During the spring of Lin’s freshman year, one of her finals was a group project with three other students. “We were really into the project, and we got so motivated for no reason,” she said. “We had whiteboard brainstorming sessions at 2:00 a.m., and we kept working on it all the way until presentation day. Even after the project was due, we continued working on it over the summer for absolutely no reason. We just thought it could be better.”

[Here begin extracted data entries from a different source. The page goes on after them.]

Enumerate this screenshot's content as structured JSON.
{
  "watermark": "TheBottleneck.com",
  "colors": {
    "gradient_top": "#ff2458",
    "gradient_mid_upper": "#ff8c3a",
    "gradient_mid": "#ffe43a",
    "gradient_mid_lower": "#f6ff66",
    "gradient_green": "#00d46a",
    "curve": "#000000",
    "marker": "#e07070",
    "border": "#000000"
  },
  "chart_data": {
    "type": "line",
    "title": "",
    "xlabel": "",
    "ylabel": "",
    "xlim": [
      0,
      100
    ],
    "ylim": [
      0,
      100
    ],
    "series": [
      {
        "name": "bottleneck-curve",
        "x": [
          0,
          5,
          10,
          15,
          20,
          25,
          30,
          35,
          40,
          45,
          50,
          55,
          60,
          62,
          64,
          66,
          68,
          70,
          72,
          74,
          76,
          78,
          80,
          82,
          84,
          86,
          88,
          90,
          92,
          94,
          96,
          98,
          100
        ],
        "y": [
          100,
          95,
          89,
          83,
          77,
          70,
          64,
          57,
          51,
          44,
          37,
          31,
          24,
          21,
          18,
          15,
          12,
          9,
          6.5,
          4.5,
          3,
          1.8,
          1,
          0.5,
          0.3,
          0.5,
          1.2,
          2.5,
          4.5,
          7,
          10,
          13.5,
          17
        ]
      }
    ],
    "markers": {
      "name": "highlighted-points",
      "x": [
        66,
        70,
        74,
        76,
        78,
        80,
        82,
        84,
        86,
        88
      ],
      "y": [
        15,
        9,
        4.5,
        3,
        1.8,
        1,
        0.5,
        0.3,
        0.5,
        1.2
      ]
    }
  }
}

Lin is currently working as the design lead on a tech-based project in a club called ScottyLabs. Her project focuses on tech related events such as hackathons and software events. Although it is primarily tech-based, ScottyLabs incorporates design as well. “The design team creates the visuals for the online platforms along with the branding,” she said.

Lin advises students who are interested in applying to universities with art programs to research lots and explore what they are passionate about. “To get better, do your best to look for resources [that are related to] what you want to do,” she said. “If you’re an artist, identify what you want to create, what you’re passionate about and what you want to tell the world. If you’re more interested in design, figure out what problems you want to solve or why you do design.”